Former labour minister had ‘big heart, big vision’
Robert (Bob) Elgie, a prominent cabinet minister in the Progressive Conservative governments of Bill Davis and Frank Miller, has died.
Elgie, who was 84, was both a lawyer and a brain surgeon, served as an MPP from 1977 to 1985, and was chair of the Ontario Press Council from 2006 to his death Wednesday.
“He’s got to be the smartest guy I’ve ever met,” Don McCurdy, executive director of the Ontario Press Council, said Thursday.
Elgie, who was suffering from congestive heart failure, had a distinguished career as a doctor, lawyer, public servant, politician and educator. He was named to the Order of Canada in 2003.
Very much a red Tory, Elgie was a labour minister respected by politicians from both sides of the Ontario legislature, as well as by unions.
He was an activist minister who made “unprecedented” changes to Ontario’s Human Rights Code and occupational health and safety laws that framed labour and human right policies, a former adviser recalled.
This did not always sit well with members of his party, who bristled when human rights officers were granted the right to investigate and arbitrate reports of workplace discrimination.
“He was a great man. He had a big heart, a big vision . . . he was very highly thought of when he was labour minister,” said Julie Davis, retired from the Canadian Union of Public Employees.

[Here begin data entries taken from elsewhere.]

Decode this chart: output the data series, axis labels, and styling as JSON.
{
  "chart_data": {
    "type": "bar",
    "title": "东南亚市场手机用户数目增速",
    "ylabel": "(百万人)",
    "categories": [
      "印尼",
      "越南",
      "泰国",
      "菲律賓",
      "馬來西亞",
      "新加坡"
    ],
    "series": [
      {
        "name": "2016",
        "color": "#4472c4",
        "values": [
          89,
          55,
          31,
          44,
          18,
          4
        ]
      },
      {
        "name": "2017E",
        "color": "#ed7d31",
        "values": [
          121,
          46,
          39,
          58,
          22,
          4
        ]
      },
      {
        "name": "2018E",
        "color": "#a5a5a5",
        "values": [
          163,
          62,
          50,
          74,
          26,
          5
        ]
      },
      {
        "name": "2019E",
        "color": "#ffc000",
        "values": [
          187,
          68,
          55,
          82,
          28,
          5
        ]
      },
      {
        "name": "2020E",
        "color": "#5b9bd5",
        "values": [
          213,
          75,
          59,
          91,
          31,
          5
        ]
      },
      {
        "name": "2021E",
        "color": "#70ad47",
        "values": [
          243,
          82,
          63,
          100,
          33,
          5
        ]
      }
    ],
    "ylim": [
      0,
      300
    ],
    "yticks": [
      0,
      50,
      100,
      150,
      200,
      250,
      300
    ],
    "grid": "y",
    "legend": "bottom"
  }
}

Elgie was a public servant extraordinaire, said John Tory, former leader of the Ontario Progressive Conservative Party and principal secretary to former premier Davis.
“He wore his heart on his sleeve and he was proud to do so . . . And I think a lot of Ontarians should be glad he did because he brought a set of values to public life that never wavered and that always saw every individual as worthy, that everybody was to be treated with respect,” said Tory. Elgie was made head of the Ontario Workers’ Compensation Board after he left politics and subsequently chaired the Nova Scotia Workers’ Compensation Board. In addition, he was on the medical teaching staff at the University of Toronto and Queen’s University, and chief of medical staff at Scarborough General Hospital. With his broad education in law and medicine, he founded and was the first director of Dalhousie University’s Health Law Institute from 1991 to 1996. “We talk about people being extraordinary and remarkable . . . but with Bob, he really was,” said Joanne DeLaurentiis, president and CEO of the Investment Funds Institute of Canada, who was chief of staff to Elgie when he was minister of labour. “I think he was about 48 years old when he decided that in neurosurgery he wasn’t making as great a contribution as he could be making, and he became a politician,” she said. DeLaurentiis said despite his many accomplishments, Elgie was a humble man. “His perspective was one of ‘We’re here to make good public policy. We’re here to improve the province, not to improve the position of the party we represent,’ ” she said. Elgie is survived by his wife, Nancy, and five children.